Note that the procedure to read distributions is different to writing them. Due to the differences between C++ and Python, the retrieval method
converts the Python scipy.stats
object to a simple class Distribution
from which parameters can be extracted. The reason for this wrapper class is that some variables exist within the kwargs
member of the scipy.stats
object, whereas others exist within args
, the class unpacks these to be a single set in a way that varies depending on the type of distribution received.

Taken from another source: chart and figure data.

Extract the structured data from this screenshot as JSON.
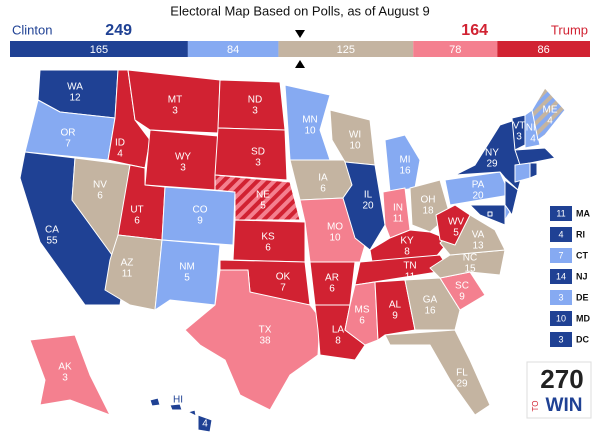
{
  "header": {
    "title": "Electoral Map Based on Polls, as of August 9",
    "left_name": "Clinton",
    "left_total": 249,
    "right_total": 164,
    "right_name": "Trump"
  },
  "bar": [
    {
      "value": 165,
      "color": "#1f4194"
    },
    {
      "value": 84,
      "color": "#86aaf2"
    },
    {
      "value": 125,
      "color": "#c4b4a1"
    },
    {
      "value": 78,
      "color": "#f4808f"
    },
    {
      "value": 86,
      "color": "#d12232"
    }
  ],
  "states": [
    {
      "abbr": "WA",
      "votes": 12,
      "color": "#1f4194"
    },
    {
      "abbr": "OR",
      "votes": 7,
      "color": "#86aaf2"
    },
    {
      "abbr": "CA",
      "votes": 55,
      "color": "#1f4194"
    },
    {
      "abbr": "NV",
      "votes": 6,
      "color": "#c4b4a1"
    },
    {
      "abbr": "ID",
      "votes": 4,
      "color": "#d12232"
    },
    {
      "abbr": "MT",
      "votes": 3,
      "color": "#d12232"
    },
    {
      "abbr": "WY",
      "votes": 3,
      "color": "#d12232"
    },
    {
      "abbr": "UT",
      "votes": 6,
      "color": "#d12232"
    },
    {
      "abbr": "AZ",
      "votes": 11,
      "color": "#c4b4a1"
    },
    {
      "abbr": "CO",
      "votes": 9,
      "color": "#86aaf2"
    },
    {
      "abbr": "NM",
      "votes": 5,
      "color": "#86aaf2"
    },
    {
      "abbr": "ND",
      "votes": 3,
      "color": "#d12232"
    },
    {
      "abbr": "SD",
      "votes": 3,
      "color": "#d12232"
    },
    {
      "abbr": "NE",
      "votes": 5,
      "color": "#d12232",
      "stripe_color": "#f4808f"
    },
    {
      "abbr": "KS",
      "votes": 6,
      "color": "#d12232"
    },
    {
      "abbr": "OK",
      "votes": 7,
      "color": "#d12232"
    },
    {
      "abbr": "TX",
      "votes": 38,
      "color": "#f4808f"
    },
    {
      "abbr": "MN",
      "votes": 10,
      "color": "#86aaf2"
    },
    {
      "abbr": "IA",
      "votes": 6,
      "color": "#c4b4a1"
    },
    {
      "abbr": "MO",
      "votes": 10,
      "color": "#f4808f"
    },
    {
      "abbr": "AR",
      "votes": 6,
      "color": "#d12232"
    },
    {
      "abbr": "LA",
      "votes": 8,
      "color": "#d12232"
    },
    {
      "abbr": "WI",
      "votes": 10,
      "color": "#c4b4a1"
    },
    {
      "abbr": "IL",
      "votes": 20,
      "color": "#1f4194"
    },
    {
      "abbr": "MI",
      "votes": 16,
      "color": "#86aaf2"
    },
    {
      "abbr": "IN",
      "votes": 11,
      "color": "#f4808f"
    },
    {
      "abbr": "OH",
      "votes": 18,
      "color": "#c4b4a1"
    },
    {
      "abbr": "KY",
      "votes": 8,
      "color": "#d12232"
    },
    {
      "abbr": "TN",
      "votes": 11,
      "color": "#d12232"
    },
    {
      "abbr": "MS",
      "votes": 6,
      "color": "#f4808f"
    },
    {
      "abbr": "AL",
      "votes": 9,
      "color": "#d12232"
    },
    {
      "abbr": "GA",
      "votes": 16,
      "color": "#c4b4a1"
    },
    {
      "abbr": "FL",
      "votes": 29,
      "color": "#c4b4a1"
    },
    {
      "abbr": "SC",
      "votes": 9,
      "color": "#f4808f"
    },
    {
      "abbr": "NC",
      "votes": 15,
      "color": "#c4b4a1"
    },
    {
      "abbr": "VA",
      "votes": 13,
      "color": "#c4b4a1"
    },
    {
      "abbr": "WV",
      "votes": 5,
      "color": "#d12232"
    },
    {
      "abbr": "PA",
      "votes": 20,
      "color": "#86aaf2"
    },
    {
      "abbr": "NY",
      "votes": 29,
      "color": "#1f4194"
    },
    {
      "abbr": "VT",
      "votes": 3,
      "color": "#1f4194"
    },
    {
      "abbr": "NH",
      "votes": 4,
      "color": "#86aaf2"
    },
    {
      "abbr": "ME",
      "votes": 4,
      "color": "#86aaf2",
      "stripe_color": "#c4b4a1"
    },
    {
      "abbr": "AK",
      "votes": 3,
      "color": "#f4808f"
    },
    {
      "abbr": "HI",
      "votes": 4,
      "color": "#1f4194"
    }
  ],
  "small_states": [
    {
      "abbr": "MA",
      "votes": 11,
      "color": "#1f4194"
    },
    {
      "abbr": "RI",
      "votes": 4,
      "color": "#1f4194"
    },
    {
      "abbr": "CT",
      "votes": 7,
      "color": "#86aaf2"
    },
    {
      "abbr": "NJ",
      "votes": 14,
      "color": "#1f4194"
    },
    {
      "abbr": "DE",
      "votes": 3,
      "color": "#86aaf2"
    },
    {
      "abbr": "MD",
      "votes": 10,
      "color": "#1f4194"
    },
    {
      "abbr": "DC",
      "votes": 3,
      "color": "#1f4194"
    }
  ],
  "logo": {
    "number": "270",
    "middle": "TO",
    "bottom": "WIN"
  }
}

To retrieve a parameter that is a single value (i.e. not an array) use the getParameter(<param_name>)
method:
DataPipeline* dat_pipe = new DataPipeline("/path/to/config.yaml", github_uri, version);
// Retrieve the parameter 'k' from the Gamma distribution 'example-distribution'
const double k = dat_pipe->read_distribution("parameter", "example-distribution").getParameter("k");
for parameters which are an array, use getArrayParameter(<param_name>)

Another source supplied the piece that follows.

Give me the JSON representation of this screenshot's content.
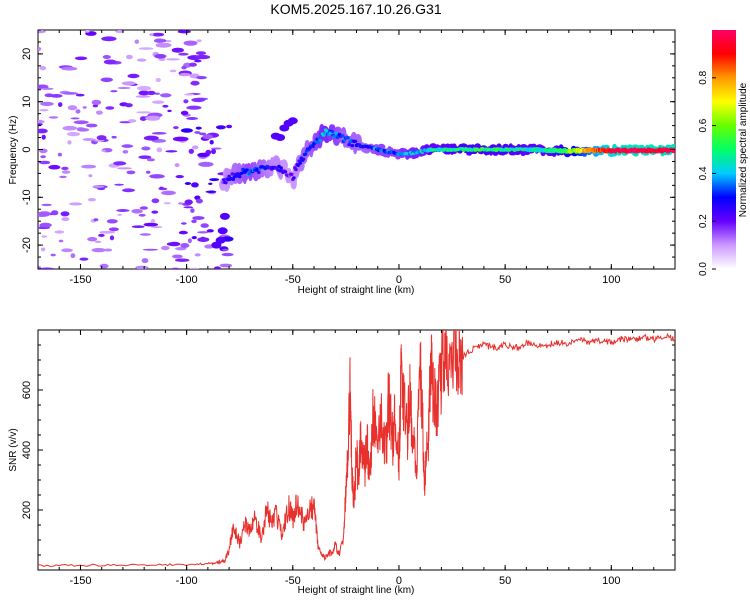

which returns a std::vector<double>
:
// Retrieve the parameter 'p' from the Multinomial distribution 'example-distribution'
const std::vector<double> dat_pipe->read_distribution("parameter", "example-distribution").getArrayParameter("p");
Writing distributions is easy, the following functions return pybind11::object
s which are then handed to the API:
Gamma(double k, double theta);
Normal(double mu, double sigma);
Poisson(double lambda);
Multinomial(double n, std::vector<double> p);
Uniform(double a, double b);
Beta(double alpha, double beta);
Binomial(int n, double p);
for example, to write a Poisson distribution named "my_dist":
dat_pipe->write_distribution("distribution", "my_dist", Poisson(5));
Parameters are read and written in a manner identical to the Python API:
dat_pipe->read_estimate("parameter", "example-estimate");
dat_pipe->write_estimate("output-parameter", "example-estimate", 1.0);
Tables are read into a Table
object which is a set of STL vectors representing columns. The columns can then be retrieved:
Table table = pDataPipeline_->read_table("object", "example-table");
std::vector<long> col_a = table.get_column<long>("a");
Tables are assembled using STL vectors also:
Table table;
const std::vector<std::string> _alpha = {"A", "B", "C", "D", "E", "F"};
const std::vector<double> _numero = {0.5, 2.2, 3.4, 4.6, 5.2, 6.1};
const std::vector<int> _id = {0,1,2,3,4,5};
table.add_column("ALPHA", _alpha);
table.add_column("NUMERO", _numero);
table.add_column("ID", _id);
pDataPipeline_->write_table("output-table", "example-table", table);
Follow the above instructions, but be sure to run
module load python/3.7
first. The default python does not have python3-config, which is required for the compilation.
- We have not been successful in running with Conda. The problem appears to be related to the provided Python being compiled with a different compiler than is used to build the C++ bindings.